- Landlords should remember the importance of quiet enjoyment
Landlords should remember the importance of quiet enjoyment
Landlords should remember the importance of quiet enjoyment28 Jul 2016
Redeveloping a building with a tenant in situ may seem like an attractive prospect for a landlord, who can utilise the rental income to pay for the redevelopment work. However, a recent case involving a high-class modern art gallery in Mayfair provides important clarification, as well as a reminder to landlords of the importance of a sitting tenant’s right to quiet enjoyment and the possible pitfalls of redeveloping a tenanted building.
In the case of Timothy Taylor v Mayfair House Corporation and another (2016), the tenant (Timothy Taylor Ltd) had a lease of a ground floor and basement unit for use as an art gallery. Since 2013, the landlord had been carrying out redevelopment work to virtually rebuild the interior of the building from the first floor upwards. In carrying out the work, the landlord erected scaffolding around the entire exterior of the building, which obstructed the façade of the gallery, and placed a hoist above the gallery’s front door for the purpose of unloading construction materials from delivery vehicles. The work that was carried out was incredibly noisy.
The tenant complained that the works were being carried out in a manner that breached its right to quiet enjoyment and requested historical damages, alongside an injunction against future works. However, as well as the lease granting the tenant’s rights, it also reserved the right for the landlord to carry out redevelopment work.

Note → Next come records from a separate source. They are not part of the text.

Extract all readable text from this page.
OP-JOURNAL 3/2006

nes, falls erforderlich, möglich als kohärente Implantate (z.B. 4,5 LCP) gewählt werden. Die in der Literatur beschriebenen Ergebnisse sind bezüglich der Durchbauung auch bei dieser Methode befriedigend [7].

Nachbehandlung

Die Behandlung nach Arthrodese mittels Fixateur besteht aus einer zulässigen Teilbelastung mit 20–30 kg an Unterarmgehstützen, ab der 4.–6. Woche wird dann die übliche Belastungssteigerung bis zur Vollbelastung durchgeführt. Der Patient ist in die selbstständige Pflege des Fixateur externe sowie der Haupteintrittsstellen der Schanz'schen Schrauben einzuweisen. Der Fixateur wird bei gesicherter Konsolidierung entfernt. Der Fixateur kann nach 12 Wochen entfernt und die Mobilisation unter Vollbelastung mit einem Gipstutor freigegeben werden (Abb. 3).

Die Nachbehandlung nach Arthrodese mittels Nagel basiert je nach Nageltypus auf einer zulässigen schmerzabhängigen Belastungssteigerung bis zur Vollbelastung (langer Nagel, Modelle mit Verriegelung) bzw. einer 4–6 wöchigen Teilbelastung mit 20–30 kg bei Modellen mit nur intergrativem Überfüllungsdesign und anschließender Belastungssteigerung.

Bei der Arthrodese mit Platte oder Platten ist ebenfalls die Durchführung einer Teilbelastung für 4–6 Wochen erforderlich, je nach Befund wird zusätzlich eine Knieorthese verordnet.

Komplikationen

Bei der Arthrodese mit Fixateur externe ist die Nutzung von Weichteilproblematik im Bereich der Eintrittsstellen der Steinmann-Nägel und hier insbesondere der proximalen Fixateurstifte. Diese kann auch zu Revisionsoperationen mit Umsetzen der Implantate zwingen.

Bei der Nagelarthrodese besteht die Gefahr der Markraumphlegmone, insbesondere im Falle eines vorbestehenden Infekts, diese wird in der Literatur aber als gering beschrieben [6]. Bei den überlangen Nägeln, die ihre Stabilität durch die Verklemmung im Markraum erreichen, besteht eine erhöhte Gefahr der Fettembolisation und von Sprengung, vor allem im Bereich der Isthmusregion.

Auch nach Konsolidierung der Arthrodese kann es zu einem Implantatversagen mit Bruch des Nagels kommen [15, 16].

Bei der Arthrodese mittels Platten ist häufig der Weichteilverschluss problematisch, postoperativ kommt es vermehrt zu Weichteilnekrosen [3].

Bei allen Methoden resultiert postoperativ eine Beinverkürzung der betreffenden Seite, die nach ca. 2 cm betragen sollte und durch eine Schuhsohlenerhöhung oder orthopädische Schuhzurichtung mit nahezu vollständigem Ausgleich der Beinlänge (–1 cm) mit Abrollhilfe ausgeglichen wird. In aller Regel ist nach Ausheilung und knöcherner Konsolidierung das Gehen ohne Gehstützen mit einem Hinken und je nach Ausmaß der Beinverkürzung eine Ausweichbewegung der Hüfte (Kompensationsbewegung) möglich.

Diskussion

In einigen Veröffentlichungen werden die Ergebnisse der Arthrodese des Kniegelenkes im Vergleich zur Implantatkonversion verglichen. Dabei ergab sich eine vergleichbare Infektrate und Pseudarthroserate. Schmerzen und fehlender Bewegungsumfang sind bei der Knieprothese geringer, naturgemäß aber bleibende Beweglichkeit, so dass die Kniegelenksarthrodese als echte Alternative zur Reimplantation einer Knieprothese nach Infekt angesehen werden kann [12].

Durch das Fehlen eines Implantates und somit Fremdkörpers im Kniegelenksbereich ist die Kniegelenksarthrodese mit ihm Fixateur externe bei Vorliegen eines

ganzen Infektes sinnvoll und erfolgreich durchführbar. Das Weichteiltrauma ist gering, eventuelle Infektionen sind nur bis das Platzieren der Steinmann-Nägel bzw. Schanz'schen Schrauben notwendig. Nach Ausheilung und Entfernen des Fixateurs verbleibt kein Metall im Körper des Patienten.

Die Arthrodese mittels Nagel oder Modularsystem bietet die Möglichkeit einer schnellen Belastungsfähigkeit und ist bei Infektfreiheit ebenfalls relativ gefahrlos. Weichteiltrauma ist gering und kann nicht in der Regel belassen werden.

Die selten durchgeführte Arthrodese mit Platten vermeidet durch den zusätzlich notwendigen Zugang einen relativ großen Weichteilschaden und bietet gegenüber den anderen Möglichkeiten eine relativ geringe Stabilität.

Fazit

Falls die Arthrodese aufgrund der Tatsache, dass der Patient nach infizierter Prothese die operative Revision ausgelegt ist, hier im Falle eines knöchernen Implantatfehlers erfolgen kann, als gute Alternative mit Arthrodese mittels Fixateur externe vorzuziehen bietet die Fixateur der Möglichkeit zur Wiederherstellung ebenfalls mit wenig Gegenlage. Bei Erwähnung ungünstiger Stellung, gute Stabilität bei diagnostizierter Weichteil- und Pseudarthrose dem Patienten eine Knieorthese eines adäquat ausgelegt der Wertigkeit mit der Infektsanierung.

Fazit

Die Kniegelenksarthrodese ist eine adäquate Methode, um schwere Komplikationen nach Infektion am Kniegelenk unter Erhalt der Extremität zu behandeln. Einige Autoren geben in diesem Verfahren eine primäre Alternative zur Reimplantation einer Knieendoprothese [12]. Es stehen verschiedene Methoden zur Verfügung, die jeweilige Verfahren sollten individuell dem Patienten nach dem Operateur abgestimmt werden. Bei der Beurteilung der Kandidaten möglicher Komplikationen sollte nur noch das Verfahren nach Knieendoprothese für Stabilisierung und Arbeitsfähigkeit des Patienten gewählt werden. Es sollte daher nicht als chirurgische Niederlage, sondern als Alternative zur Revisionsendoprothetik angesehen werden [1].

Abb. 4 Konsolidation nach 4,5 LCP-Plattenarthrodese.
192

The court’s task was to balance the respective rights of the tenant and the landlord. Ultimately though, the court was in favour of the tenant, finding the design of the scaffolding and the landlord’s failure to communicate effectively regarding the noise levels, was a breach of the landlord’s covenants. The tenant was awarded damages in respect of the works but the court stopped short of awarding an injunction, as this was deemed impractical and the works were due to finish shortly after.
Points to note
There are a number of things that landlords should consider when carrying out the redevelopment of a tenanted property:
• Take into account the nature of the tenant’s business, as some may be more sensitive to disruption than others.
• Communicate to tenants as early as possible about proposed works, in order to fulfil their obligations to the tenant.
• Make sure any construction contracts contain appropriate controls to limit any disturbance to the tenant.
• Update the tenant regularly on the progress of any works and warn of any delays.
• In certain cases it may be worth considering offering a rental discount in order to maintain a good landlord/tenant relationship.